This post is inspired by a recent conversation at work. We’re performing an upgrade on a distributed storage cluster. I’m in the driver seat, sharing my terminal on the big screen, we’re all following a plan and making decisions about unexpected events. Its basically mob cluster upgrading. And a colleage remarks at my use of the ^ substitution character on the command line - its the first time he sees anyone actually using that. IIRC the command I typed was something like ^status^restart.

I’ve been using this substitution feature for a long while, its helpful to re-run the same command with different arguments or to fix a typo. This got me wondering about productivity and now I’m thinking - on my workstation, fully setup, how many widows do I have open when I’m getting stuff done.

At work, where I use a ticketing system (I should try Jira with Lynx) and several other collaboration tools, and tend to look at dashboards a lot, I need two applications up - terminal and browser.

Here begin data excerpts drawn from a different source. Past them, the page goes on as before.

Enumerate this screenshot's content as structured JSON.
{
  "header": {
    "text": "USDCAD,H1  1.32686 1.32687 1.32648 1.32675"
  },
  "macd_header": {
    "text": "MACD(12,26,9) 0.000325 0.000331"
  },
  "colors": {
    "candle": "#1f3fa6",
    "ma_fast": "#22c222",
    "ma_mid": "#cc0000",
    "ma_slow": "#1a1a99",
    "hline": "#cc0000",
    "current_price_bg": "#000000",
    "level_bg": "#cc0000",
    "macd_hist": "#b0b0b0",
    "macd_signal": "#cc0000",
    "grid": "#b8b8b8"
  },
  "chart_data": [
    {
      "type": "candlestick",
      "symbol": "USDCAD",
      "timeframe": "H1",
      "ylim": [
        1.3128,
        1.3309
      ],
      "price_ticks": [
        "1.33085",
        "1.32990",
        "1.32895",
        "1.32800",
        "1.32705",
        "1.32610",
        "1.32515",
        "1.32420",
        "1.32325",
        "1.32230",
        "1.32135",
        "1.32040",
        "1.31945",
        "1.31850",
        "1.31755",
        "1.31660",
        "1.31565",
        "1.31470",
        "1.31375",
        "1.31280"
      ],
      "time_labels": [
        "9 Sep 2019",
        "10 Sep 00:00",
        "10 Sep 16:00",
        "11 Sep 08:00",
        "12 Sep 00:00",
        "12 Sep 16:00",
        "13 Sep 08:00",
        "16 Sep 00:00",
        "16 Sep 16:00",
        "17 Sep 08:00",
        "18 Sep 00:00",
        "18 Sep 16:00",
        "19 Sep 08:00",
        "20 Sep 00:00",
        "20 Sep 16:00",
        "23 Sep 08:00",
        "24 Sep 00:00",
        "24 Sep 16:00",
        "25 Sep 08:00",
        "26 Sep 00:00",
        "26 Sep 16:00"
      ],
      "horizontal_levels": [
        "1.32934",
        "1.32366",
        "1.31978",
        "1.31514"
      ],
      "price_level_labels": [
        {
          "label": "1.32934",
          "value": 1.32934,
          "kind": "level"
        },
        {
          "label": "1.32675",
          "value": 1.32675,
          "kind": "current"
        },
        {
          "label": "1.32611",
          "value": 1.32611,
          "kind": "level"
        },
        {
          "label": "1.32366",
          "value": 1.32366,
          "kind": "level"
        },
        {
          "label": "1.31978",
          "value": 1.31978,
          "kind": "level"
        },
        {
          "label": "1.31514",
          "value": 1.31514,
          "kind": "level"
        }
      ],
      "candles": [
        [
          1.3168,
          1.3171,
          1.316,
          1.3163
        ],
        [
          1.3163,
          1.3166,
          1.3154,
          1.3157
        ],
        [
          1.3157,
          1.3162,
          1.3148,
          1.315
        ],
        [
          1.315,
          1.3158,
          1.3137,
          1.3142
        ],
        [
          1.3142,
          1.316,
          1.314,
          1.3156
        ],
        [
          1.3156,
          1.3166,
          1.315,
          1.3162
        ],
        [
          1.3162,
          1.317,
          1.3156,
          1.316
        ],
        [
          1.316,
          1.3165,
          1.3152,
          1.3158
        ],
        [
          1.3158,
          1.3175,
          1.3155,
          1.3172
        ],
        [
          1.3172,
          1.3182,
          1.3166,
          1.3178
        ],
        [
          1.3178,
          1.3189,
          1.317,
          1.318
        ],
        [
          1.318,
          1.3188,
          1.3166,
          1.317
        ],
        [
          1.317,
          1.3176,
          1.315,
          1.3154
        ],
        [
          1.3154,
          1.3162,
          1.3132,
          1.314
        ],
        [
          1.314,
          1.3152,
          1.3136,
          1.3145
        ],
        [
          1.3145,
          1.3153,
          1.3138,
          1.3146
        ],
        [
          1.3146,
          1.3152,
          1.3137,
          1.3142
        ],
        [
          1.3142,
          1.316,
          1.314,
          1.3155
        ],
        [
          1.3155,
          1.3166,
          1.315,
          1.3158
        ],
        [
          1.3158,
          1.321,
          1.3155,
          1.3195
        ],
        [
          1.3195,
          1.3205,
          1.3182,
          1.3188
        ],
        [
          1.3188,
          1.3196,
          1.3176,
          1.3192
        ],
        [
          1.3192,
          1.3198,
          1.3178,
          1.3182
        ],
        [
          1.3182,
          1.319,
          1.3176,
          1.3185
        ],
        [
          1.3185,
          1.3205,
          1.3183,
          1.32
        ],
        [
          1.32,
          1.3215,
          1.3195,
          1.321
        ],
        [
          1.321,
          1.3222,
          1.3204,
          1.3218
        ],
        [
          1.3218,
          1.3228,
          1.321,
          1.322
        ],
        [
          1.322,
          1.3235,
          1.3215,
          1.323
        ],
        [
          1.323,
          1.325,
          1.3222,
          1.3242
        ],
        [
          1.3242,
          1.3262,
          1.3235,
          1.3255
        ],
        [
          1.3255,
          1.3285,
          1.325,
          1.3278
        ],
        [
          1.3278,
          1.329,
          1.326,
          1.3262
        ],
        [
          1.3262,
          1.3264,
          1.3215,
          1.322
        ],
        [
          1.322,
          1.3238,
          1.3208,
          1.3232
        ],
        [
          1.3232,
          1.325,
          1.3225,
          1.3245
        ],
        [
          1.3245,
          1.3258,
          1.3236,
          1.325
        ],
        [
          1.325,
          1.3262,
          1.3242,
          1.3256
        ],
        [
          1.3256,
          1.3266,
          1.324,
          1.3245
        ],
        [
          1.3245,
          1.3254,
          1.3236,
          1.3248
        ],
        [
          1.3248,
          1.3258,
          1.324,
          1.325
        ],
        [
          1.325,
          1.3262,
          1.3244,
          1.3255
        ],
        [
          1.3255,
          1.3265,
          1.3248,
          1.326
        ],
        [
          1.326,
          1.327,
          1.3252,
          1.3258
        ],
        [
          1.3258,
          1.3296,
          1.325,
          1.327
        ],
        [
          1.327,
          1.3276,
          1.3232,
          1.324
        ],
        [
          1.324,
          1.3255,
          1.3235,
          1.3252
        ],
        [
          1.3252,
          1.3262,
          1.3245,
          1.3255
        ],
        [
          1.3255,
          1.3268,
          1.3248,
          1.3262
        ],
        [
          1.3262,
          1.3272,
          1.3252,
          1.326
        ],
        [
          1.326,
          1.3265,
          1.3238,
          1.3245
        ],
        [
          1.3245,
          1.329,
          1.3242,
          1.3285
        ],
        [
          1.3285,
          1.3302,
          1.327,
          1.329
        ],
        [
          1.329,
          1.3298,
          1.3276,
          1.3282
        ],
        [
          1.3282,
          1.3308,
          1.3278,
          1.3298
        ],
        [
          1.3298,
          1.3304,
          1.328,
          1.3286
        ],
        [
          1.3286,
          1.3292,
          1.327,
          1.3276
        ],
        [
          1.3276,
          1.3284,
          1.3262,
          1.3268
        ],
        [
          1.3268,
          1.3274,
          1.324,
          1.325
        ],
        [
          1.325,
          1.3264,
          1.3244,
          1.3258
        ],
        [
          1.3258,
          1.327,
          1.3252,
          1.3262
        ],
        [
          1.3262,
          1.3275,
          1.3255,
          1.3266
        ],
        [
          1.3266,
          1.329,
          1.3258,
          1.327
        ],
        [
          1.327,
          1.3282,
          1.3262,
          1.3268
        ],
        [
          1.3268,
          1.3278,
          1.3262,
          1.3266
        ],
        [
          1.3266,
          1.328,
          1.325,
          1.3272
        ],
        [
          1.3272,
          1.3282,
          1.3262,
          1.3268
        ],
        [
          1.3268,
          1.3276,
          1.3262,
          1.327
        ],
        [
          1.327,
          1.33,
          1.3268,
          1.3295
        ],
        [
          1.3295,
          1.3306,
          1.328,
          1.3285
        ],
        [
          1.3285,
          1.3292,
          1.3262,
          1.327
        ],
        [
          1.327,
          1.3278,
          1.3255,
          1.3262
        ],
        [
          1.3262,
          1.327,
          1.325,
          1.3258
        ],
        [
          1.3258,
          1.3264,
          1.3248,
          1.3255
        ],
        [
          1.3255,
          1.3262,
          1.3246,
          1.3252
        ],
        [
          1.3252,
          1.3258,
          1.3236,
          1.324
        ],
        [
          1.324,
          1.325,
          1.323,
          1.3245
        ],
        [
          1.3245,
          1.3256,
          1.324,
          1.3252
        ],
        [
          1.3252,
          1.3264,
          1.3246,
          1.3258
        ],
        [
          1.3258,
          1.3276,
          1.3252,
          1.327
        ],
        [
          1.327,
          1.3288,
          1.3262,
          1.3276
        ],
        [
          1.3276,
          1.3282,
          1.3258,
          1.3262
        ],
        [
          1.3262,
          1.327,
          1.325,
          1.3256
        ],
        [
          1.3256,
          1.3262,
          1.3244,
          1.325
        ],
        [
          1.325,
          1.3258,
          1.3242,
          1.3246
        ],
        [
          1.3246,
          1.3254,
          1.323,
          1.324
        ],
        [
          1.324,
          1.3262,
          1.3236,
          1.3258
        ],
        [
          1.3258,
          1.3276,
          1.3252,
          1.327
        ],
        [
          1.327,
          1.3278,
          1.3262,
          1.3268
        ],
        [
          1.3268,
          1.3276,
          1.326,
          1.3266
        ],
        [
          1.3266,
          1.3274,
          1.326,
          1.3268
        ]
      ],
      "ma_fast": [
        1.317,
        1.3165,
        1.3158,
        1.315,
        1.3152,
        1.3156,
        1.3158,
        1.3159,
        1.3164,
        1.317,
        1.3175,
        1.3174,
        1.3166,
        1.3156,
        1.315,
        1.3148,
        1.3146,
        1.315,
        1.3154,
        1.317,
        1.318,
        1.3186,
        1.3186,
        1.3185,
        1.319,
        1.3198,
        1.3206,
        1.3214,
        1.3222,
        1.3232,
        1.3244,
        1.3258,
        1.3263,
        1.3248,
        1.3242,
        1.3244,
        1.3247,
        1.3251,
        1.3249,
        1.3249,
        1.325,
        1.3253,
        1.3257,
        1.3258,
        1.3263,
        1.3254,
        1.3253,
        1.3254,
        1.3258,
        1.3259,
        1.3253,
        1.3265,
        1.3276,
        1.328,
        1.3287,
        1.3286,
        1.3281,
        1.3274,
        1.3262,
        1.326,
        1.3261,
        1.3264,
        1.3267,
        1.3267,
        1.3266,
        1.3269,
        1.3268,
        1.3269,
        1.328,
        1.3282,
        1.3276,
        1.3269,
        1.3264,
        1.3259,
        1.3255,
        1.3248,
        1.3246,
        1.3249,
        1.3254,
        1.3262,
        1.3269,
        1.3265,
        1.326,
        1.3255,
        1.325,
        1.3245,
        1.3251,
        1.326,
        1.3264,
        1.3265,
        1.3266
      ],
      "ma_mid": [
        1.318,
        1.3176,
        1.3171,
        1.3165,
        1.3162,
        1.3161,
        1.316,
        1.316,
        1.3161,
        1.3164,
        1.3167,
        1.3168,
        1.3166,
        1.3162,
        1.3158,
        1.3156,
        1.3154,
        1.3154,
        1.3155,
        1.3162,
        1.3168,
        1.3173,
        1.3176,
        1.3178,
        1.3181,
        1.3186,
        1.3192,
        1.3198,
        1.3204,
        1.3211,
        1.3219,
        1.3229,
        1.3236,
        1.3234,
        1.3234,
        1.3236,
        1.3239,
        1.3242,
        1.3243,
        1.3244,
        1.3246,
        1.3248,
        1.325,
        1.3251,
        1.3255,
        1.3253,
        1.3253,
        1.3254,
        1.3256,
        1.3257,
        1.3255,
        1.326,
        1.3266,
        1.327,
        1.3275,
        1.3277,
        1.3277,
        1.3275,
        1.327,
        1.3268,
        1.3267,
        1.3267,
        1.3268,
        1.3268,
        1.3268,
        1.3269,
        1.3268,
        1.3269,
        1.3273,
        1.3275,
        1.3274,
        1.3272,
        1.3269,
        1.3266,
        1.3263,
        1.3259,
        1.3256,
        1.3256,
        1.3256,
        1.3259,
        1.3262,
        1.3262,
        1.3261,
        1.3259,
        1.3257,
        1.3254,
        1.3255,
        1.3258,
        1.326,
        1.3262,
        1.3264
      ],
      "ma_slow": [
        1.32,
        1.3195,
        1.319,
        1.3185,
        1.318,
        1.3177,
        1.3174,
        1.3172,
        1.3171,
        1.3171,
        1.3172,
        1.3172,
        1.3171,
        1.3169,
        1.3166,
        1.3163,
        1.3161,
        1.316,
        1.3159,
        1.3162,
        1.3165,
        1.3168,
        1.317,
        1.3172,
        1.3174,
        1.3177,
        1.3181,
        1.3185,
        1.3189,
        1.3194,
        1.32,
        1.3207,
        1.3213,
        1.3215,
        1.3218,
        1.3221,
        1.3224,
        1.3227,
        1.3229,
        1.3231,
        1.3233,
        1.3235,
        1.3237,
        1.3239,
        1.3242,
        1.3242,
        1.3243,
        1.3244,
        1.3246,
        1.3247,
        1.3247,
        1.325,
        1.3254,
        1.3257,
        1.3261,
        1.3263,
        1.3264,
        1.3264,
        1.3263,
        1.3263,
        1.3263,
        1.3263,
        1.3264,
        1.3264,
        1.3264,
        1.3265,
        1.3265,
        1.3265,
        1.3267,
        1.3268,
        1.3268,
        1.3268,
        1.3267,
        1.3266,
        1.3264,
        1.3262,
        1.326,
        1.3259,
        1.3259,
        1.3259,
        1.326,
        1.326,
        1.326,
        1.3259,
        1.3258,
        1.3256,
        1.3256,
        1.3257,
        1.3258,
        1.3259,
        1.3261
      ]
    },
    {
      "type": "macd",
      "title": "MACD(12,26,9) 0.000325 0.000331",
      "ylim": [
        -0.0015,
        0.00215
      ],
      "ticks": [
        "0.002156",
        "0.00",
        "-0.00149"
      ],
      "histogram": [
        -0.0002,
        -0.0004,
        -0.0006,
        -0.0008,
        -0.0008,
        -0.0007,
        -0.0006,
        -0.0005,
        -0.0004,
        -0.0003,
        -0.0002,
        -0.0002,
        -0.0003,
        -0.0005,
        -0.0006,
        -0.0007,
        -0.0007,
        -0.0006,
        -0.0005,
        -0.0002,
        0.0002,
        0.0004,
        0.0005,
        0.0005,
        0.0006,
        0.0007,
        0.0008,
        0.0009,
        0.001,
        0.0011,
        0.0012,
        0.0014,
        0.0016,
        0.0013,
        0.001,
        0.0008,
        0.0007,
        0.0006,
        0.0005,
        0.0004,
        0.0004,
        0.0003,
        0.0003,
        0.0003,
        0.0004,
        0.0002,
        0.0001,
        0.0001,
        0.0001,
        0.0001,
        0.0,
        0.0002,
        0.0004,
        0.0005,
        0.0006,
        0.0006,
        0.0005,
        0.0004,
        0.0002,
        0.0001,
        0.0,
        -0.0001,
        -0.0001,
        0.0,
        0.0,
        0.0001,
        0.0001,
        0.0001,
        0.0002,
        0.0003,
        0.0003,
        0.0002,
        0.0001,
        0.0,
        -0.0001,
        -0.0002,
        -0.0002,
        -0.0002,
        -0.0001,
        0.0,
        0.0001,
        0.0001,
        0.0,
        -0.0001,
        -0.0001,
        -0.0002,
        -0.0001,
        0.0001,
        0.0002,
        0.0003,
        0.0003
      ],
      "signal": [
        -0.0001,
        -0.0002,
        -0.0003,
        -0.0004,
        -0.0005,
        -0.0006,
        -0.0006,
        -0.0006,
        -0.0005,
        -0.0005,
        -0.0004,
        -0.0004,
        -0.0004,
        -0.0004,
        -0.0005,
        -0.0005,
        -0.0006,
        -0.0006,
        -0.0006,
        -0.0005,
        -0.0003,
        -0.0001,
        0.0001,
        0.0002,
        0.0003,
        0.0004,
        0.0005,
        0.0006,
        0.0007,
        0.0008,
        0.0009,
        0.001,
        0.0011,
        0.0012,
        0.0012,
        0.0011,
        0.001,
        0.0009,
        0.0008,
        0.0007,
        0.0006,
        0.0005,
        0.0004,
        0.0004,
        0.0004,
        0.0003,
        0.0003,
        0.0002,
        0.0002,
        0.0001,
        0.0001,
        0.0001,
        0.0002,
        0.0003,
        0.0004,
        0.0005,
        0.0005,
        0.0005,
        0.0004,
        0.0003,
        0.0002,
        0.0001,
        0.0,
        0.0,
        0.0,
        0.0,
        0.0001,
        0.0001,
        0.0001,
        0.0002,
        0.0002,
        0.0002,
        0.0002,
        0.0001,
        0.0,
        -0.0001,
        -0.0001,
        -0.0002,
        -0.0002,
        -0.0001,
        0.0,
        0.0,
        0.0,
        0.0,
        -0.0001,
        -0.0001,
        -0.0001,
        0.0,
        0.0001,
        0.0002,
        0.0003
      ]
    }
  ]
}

Usually I end up with multiple browsers, each with specific configuration and multiple terminals as well. The time split between the browser and the terminals is around half and half on average.

Outside of work, where I’m now typing this, the same two applications are sufficient too, but the time ratio between their use is more in favor of the terminal, probably something like 70 to 30. An editor and CLI tools are enough to get most of the things done here.

In summary - being efficient with the CLI tools is the icing. Don’t just read someone’s blog and git pull their dotfiles repo , read the man page and figure out what the tool can do and how it fits into your toolbelt.